A non-hoarding economy would look very different, be far more exciting and inventive, and wouldn't be staging an ecological suicide run.
It's like playing cookie clicker except the higher your number goes up the more social status you and power you have.
And like cookie clicker, once you're watching the number going up long term, it's hard for your mind to accept a point at which you have "enough".
>But nothing's going to change as long as we continue pretending that billionaires hoarding pieces of "special" paper (or numbers in a bank account) are less mentally ill than people hoarding pieces of regular paper (or other things).
Wut
We agreed that people have more or less power depending on this silly thing called "dollars", and because we agreed they have power, they have power. It's pretty weird how we did that even though them having so much power is massively detrimental to human civilization.
He's talking about money
It’s not burnout, it’s panic.
The void is coming and everyone knows it.

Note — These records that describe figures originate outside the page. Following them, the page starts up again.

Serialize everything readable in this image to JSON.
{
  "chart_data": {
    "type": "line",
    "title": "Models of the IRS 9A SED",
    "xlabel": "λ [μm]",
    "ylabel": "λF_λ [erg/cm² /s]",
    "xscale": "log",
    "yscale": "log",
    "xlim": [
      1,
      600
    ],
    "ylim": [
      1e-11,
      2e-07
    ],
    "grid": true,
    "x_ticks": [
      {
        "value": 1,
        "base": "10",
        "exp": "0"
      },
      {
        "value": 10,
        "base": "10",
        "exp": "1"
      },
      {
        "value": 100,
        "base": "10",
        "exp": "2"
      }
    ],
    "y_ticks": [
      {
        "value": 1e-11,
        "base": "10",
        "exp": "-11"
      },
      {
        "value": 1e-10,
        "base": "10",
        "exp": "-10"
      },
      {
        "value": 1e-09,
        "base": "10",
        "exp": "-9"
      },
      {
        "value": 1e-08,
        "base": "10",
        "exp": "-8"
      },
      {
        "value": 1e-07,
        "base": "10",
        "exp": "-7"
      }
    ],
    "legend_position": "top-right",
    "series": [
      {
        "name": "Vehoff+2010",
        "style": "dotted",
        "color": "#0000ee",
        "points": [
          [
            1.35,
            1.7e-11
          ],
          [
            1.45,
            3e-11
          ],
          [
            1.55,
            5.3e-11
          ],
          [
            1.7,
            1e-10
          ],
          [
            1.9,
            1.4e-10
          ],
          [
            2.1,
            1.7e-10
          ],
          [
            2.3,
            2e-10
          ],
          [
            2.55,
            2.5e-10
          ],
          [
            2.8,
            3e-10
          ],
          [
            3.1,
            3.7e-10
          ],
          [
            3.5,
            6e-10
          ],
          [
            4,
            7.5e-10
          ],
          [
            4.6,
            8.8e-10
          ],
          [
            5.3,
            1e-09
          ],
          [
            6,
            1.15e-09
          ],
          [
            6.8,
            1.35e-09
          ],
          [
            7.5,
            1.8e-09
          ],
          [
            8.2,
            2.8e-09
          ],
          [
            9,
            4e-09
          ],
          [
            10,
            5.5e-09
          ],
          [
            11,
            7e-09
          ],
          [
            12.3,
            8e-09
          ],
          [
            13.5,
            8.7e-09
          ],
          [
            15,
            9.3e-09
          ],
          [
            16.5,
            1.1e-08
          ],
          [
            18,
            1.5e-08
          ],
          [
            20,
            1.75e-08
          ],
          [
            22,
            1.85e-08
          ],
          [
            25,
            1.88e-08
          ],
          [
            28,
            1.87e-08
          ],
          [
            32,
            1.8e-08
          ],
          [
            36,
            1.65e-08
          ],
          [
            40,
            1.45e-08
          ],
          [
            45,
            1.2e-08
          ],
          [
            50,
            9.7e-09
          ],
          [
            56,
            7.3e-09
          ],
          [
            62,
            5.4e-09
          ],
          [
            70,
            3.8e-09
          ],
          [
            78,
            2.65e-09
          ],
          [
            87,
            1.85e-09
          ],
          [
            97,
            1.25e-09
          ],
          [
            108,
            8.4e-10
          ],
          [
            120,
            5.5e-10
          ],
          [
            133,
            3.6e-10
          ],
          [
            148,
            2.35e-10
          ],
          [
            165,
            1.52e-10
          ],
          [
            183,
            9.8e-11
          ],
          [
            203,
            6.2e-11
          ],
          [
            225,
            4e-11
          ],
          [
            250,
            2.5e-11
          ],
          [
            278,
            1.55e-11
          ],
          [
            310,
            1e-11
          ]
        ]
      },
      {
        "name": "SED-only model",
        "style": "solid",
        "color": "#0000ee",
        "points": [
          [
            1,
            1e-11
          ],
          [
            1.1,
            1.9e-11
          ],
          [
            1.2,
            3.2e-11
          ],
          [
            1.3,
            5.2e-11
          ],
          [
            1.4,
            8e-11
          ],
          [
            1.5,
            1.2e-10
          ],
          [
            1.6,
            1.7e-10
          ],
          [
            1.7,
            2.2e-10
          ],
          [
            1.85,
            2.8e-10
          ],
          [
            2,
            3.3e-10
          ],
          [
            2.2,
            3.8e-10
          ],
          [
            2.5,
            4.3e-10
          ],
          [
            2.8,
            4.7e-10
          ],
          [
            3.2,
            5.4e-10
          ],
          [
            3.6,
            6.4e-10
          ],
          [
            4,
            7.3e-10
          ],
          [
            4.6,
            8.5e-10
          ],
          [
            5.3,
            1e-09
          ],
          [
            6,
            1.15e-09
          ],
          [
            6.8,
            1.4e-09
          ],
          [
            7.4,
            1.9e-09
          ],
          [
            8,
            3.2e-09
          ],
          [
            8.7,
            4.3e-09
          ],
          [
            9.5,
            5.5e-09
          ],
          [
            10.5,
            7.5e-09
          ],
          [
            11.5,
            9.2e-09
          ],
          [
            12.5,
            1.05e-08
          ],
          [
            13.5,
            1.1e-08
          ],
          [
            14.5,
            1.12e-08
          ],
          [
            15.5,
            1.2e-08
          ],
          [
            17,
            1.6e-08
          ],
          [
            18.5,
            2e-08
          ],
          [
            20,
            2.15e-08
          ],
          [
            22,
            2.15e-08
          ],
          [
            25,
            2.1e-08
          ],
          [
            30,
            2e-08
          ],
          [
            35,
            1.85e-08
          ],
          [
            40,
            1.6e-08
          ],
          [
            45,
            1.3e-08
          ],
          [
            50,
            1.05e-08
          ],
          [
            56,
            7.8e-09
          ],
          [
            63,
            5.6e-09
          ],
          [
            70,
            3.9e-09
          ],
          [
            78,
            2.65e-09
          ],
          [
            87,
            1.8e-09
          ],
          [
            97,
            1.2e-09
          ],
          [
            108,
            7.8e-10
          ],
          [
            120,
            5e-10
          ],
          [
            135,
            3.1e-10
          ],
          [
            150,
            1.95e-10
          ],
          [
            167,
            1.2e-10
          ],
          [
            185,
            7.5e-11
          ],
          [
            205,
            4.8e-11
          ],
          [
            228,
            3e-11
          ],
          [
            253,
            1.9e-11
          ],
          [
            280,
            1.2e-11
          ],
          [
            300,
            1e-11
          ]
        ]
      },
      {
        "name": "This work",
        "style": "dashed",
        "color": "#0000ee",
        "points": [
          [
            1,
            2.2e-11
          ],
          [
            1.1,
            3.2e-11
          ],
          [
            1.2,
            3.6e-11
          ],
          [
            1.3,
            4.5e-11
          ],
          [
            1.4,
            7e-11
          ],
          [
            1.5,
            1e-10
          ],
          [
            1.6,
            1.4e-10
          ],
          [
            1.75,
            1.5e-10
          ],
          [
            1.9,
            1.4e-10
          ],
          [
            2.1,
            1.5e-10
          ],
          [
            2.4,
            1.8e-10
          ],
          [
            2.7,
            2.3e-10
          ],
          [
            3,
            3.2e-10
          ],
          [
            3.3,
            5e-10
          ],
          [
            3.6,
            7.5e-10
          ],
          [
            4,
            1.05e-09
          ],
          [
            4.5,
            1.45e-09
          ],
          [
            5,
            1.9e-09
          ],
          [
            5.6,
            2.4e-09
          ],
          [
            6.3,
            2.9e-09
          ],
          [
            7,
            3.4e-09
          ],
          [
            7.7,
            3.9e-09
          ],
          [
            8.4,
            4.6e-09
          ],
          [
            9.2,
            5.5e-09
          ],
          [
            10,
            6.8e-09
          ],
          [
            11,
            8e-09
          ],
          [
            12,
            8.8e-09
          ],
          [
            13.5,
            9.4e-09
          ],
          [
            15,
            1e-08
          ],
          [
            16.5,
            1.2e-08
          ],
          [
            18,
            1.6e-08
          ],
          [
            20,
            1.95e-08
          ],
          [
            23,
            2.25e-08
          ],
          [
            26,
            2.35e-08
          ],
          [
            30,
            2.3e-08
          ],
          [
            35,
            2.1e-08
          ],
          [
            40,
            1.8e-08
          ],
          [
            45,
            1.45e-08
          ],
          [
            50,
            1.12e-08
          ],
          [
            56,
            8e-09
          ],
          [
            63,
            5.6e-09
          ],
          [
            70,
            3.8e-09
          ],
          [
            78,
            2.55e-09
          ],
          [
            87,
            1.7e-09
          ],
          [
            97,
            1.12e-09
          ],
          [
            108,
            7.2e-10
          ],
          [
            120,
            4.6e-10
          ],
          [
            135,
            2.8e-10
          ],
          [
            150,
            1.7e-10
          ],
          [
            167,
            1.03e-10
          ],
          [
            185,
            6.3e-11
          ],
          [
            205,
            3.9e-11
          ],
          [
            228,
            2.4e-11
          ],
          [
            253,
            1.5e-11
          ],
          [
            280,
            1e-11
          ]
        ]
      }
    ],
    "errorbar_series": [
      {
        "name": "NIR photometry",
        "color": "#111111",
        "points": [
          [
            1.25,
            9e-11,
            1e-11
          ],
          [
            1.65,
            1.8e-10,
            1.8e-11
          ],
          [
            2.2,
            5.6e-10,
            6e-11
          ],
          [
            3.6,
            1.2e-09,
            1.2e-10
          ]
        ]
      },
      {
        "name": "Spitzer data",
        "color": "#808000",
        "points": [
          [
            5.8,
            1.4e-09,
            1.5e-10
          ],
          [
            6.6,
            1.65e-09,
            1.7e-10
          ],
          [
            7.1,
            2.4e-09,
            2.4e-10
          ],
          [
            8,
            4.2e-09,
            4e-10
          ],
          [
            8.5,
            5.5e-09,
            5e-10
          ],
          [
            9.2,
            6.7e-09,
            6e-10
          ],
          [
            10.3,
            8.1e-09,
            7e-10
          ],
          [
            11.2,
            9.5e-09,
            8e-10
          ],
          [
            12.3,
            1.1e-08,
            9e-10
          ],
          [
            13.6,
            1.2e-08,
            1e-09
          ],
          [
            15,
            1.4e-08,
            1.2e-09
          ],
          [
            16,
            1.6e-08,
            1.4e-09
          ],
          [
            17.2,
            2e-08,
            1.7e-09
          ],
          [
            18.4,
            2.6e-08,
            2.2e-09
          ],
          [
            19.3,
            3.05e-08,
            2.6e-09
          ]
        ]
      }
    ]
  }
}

Everything happens "quietly" these days...
> "Political content is pushing users toward the exit"
The culture war is exhausting. The idealist dream of some sort of Athenian public deliberation has been overwritten by ragebait. It's both very effective at meeting social media goals (getting people to spend too much time online arguing with strangers), and political goals (Project 2025; the Hungarian/Russian/American conserviative project CPAC; whatever it is that Musk is doing with X; Cambridge Analytica; and so on).
My facebook seems to have trained itself to never give me "political content".
Still, I open it about once per week to check for events at my favorite saturday evening hang outs, look at some cat photos and close it.
I never had a Facebook account till about 10 years ago when I went to a funeral and found out about relatives who had one and encouraged me to join them there. I did but, today, they might post there three or four times a year to show vacation pictures and that's it. I, too, only look at it once every week or two in case there's an event that happened but that's maybe once a year.
I now realise that incogni and incognet are two different companies.